Se burló, el sonido era agudo y hiriente. Mira, la adivina ha acertado antes. No la conozco como tú. Mi madre no mentiría sobre algo tan importante.
Sentí que mi corazón se hundía, pero seguí. Almenda, por favor, piénsalo. ¿Por qué mentiría? Son tus hijas, tu familia. ¿Cómo puedes abandonarlas por eso?
No respondió. Finalmente escuché un suspiro. Lo siento, Almenda. No puedo hacerlo.
La línea se cortó. Miré el teléfono, comprendiendo que había tomado su decisión. Se había ido.
En las semanas siguientes me dediqué a adaptarme a la vida de madre soltera. Cada día era una lucha, entre tomas, pañales y el dolor de la vida que había imaginado con Almenda.

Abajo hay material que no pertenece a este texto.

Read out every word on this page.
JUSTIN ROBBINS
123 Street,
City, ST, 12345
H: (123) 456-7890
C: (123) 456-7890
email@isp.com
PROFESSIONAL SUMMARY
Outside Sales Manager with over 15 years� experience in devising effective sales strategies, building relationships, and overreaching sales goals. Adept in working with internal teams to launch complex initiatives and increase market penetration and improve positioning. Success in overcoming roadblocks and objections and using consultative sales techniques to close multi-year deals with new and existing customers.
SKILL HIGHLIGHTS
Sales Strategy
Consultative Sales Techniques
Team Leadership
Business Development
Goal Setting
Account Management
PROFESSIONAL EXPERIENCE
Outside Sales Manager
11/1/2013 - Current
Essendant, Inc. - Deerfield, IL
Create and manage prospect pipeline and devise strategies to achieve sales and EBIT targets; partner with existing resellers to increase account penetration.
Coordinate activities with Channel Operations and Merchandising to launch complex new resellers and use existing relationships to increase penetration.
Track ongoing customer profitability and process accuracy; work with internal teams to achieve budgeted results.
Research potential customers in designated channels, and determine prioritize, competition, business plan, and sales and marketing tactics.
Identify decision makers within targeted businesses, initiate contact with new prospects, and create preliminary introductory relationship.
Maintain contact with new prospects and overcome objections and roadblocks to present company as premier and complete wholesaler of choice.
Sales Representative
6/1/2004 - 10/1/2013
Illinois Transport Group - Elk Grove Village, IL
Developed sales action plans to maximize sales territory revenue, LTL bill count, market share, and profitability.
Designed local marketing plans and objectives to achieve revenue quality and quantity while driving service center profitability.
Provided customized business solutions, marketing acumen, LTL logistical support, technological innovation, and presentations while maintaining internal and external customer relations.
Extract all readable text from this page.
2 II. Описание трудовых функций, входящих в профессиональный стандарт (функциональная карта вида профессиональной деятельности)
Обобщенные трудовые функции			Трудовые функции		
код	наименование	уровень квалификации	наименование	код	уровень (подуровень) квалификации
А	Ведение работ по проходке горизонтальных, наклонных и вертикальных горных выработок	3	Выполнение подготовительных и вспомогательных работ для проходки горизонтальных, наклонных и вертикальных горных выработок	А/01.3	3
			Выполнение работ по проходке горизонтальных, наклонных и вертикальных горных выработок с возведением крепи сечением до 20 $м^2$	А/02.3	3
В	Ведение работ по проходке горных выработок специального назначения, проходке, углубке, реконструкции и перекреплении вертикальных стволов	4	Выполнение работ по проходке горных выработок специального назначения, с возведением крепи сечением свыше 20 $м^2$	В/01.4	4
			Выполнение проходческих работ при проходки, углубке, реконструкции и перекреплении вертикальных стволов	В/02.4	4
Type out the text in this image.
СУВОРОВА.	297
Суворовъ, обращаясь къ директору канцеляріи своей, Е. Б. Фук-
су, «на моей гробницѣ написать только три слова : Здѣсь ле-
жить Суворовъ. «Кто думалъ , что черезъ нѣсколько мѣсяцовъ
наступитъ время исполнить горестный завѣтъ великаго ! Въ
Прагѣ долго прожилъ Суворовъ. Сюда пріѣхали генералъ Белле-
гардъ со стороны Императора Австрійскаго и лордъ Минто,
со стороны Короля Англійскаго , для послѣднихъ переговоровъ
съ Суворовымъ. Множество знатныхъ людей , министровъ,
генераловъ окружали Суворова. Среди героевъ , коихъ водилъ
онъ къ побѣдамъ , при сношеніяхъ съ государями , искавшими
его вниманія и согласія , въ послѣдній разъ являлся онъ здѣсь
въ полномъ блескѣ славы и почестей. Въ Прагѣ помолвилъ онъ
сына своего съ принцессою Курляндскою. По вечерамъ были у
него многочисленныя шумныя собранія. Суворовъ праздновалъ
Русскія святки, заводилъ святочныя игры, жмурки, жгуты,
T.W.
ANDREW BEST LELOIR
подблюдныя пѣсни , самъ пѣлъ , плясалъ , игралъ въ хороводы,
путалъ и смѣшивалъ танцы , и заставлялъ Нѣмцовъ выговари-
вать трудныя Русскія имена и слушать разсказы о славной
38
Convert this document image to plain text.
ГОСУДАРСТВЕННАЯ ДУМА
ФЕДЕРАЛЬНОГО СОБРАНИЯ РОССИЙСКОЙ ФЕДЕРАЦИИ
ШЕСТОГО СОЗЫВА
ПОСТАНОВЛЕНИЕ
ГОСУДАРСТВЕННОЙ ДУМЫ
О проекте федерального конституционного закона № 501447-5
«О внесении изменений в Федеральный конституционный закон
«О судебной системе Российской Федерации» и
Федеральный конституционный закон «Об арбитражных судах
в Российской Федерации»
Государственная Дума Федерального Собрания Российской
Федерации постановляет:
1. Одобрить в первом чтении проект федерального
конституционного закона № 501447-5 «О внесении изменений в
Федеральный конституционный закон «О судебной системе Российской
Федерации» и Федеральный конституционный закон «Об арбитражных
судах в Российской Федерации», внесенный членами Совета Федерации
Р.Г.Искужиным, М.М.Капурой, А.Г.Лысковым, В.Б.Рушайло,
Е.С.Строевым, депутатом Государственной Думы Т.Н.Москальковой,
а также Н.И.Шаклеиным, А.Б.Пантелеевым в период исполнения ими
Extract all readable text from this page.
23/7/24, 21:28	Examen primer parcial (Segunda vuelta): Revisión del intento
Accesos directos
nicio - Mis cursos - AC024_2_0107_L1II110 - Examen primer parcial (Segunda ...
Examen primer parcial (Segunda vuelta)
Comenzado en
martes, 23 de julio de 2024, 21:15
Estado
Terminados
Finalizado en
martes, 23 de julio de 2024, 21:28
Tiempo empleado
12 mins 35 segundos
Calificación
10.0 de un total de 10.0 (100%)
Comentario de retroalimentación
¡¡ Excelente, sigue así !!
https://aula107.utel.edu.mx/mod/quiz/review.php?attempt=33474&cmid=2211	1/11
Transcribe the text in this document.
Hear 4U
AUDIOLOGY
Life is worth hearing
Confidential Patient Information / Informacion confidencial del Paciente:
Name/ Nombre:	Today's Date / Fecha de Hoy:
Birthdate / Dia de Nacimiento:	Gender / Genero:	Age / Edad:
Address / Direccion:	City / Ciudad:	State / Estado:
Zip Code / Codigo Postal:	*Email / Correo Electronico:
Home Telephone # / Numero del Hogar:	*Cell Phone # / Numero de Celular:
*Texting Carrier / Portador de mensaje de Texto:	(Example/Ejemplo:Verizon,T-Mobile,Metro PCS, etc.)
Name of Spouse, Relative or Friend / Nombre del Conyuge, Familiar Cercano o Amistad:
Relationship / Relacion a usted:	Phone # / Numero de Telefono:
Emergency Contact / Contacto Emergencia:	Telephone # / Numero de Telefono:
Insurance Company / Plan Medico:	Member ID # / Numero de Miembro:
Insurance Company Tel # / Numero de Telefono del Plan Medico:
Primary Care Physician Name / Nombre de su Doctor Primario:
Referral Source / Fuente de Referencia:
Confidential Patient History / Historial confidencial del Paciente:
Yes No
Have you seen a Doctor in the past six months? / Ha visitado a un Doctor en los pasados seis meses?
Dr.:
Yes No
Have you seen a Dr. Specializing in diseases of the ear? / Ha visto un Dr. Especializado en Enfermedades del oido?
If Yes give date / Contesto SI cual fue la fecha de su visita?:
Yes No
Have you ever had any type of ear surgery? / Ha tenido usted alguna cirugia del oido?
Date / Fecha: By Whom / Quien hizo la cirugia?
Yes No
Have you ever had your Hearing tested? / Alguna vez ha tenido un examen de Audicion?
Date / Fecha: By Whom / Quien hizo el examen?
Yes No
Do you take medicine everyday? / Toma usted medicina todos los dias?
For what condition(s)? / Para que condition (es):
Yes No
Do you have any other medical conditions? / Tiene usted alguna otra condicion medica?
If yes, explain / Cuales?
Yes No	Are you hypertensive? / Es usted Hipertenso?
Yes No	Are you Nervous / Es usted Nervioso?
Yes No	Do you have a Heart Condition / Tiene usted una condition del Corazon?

Pero poco a poco, amigos y familiares empezaron a ayudar, trayendo comidas y cuidando a las niñas para que pudiera descansar. Y, a través de todo, mi amor por Aroa, Leire y Yara sólo crecía. Cada sonrisa, cada balbuceo, cada manita que se aferraba al mío llenaba mi alma de una alegría que casi borraba el sufrimiento de la ausencia.
Varias semanas después, alguien llamó a mi puerta. Al abrir, apareció la madre de Almenda, Doña Carmen, pálida, con los ojos llenos de arrepentimiento.
Almenda comenzó, temblorosa. No quise que esto sucediera.
Le crucé los brazos, intentando mantener la compostura. Le mentiste a mi esposa. Le convenciste de que sus propias hijas eran una maldición.
Las lágrimas brotaron de sus ojos mientras asentía. Tenía miedo, Almenda. Pensé que que él se olvidaría de mí si tenía a las niñas. Nunca imaginé que realmente se marcharía.
Sentí que mi ira se atenuaba, aunque sólo un poco. Tu miedo destruyó mi familia.
Bajó la mirada, su rostro se desmoronó. Lo sé. Lo siento muchísimo.
La observé un momento, pero mi mente ya estaba con mis hijas, dormidas en la habitación de al lado. No tengo nada más que decirte.
Se marchó, y cerré la puerta sintiendo una extraña mezcla de alivio y tristeza.
Un año después, Almenda volvió a mi puerta, como un fantasma del hombre que una vez amé. Suplicó, diciendo que finalmente había comprendido su error y quería volver, ser una familia otra vez.
Yo ya sabía la verdad. La miré directamente a los ojos y negué con la cabeza. Ya tengo una familia, Almenda. No estabas cuando te necesitábamos. No te necesito ahora.
Al cerrar la puerta sentí que un peso se levantaba. Después de todo, no fueron mis hijas ni yo quien arruinó su vida. Él mismo lo hizo.